Em 2005, foi exatamente isso que Johnny Depp fez para homenagear o amigo Hunter S. Thompson. Tem o vídeo do funeral aqui.
“crime ocore nada acontece feijoada” se torna hoje minha frase preferida. obrigada por isso😌 eu acho tristíssimo tudo isso porque sinto que é um projeto de alienação humana ganhando cada vez mais força. me doeu muito quando a prima do Lucas de 17 anos disse que não conseguia assistir um filme porque não pode acelerar. acelerar um filme??? imagina pegar um livro? mas eu amo que ainda existam pessoas como nós e sinto que isso fará muita diferença pros próximos passos da humanidade… mas sou uma romântica otimista, né? enfim… amei o texto. li tomando café e ouvindo os pássaros!

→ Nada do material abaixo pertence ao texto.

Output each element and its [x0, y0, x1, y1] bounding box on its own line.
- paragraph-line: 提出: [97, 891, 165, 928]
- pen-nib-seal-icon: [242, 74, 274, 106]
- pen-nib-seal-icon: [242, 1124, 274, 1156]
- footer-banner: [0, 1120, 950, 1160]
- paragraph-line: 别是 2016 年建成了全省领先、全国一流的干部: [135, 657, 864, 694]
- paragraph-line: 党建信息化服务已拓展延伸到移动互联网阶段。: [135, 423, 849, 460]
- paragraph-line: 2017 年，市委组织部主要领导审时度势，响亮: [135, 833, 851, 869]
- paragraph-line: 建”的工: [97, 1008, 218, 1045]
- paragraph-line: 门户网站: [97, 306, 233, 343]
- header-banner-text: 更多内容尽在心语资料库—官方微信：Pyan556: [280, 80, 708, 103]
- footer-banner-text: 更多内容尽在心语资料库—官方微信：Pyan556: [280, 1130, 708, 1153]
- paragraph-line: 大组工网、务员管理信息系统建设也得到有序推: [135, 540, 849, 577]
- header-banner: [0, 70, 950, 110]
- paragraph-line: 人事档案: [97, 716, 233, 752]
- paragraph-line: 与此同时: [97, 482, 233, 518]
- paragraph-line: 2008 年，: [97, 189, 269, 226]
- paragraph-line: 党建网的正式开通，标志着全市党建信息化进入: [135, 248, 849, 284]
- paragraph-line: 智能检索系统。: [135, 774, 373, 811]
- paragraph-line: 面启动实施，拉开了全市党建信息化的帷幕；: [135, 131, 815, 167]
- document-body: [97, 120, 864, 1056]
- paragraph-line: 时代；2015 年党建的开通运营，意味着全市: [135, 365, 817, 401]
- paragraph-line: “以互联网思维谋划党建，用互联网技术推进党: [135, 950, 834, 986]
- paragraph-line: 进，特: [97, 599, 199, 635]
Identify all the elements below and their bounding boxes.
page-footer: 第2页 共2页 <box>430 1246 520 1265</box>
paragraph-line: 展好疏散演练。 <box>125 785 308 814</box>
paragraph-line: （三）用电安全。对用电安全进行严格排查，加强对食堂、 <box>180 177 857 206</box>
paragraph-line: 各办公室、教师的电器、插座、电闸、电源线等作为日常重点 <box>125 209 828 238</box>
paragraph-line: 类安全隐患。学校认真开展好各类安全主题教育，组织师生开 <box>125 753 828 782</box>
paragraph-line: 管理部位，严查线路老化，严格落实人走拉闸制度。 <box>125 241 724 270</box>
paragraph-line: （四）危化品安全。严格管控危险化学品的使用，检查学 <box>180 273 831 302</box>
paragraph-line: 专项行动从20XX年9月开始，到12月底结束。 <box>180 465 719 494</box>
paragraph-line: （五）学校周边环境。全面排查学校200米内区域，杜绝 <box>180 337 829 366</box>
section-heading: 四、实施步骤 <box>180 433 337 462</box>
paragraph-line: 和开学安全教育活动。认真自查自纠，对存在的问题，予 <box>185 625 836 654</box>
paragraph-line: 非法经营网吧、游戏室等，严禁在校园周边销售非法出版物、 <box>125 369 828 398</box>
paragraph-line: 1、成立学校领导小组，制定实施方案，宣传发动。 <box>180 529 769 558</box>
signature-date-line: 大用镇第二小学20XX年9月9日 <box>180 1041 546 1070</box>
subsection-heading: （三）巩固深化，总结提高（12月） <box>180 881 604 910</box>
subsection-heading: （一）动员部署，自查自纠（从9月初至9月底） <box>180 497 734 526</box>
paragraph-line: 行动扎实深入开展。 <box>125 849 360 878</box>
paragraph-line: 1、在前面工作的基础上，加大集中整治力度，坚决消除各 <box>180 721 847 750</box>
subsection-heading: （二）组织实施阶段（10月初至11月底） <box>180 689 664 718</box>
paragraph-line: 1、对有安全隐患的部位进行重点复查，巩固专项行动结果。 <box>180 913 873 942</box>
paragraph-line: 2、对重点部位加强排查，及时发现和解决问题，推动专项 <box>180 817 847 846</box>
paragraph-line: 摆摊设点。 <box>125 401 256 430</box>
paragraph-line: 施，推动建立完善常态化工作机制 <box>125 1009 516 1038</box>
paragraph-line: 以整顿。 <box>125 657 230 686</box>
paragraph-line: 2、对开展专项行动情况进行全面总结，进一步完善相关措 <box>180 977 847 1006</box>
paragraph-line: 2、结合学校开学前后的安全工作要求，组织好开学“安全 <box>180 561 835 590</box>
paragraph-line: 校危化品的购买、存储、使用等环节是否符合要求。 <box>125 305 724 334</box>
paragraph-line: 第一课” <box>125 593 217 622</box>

Na sala de aula, como professora, eu vejo os efeitos colaterais deste resultado. Provas com enunciados extensos correm sério risco de ficarem sem resposta. A geração dos vídeos curtos está nas faculdades, tentando cursar Direito e Filosofia sem passar pelas leituras clássicas. Tenho uma turma de criminologia que não leu Beccaria nem sob ameaça de que cairia na prova. É realmente triste ver o quanto isso acaba influenciando na qualidade dos futuros profissionais. Mas, ver as Bienais lotadas, tem aquecido o meu coração, de alguma forma. Talvez ainda tenhamos esperança.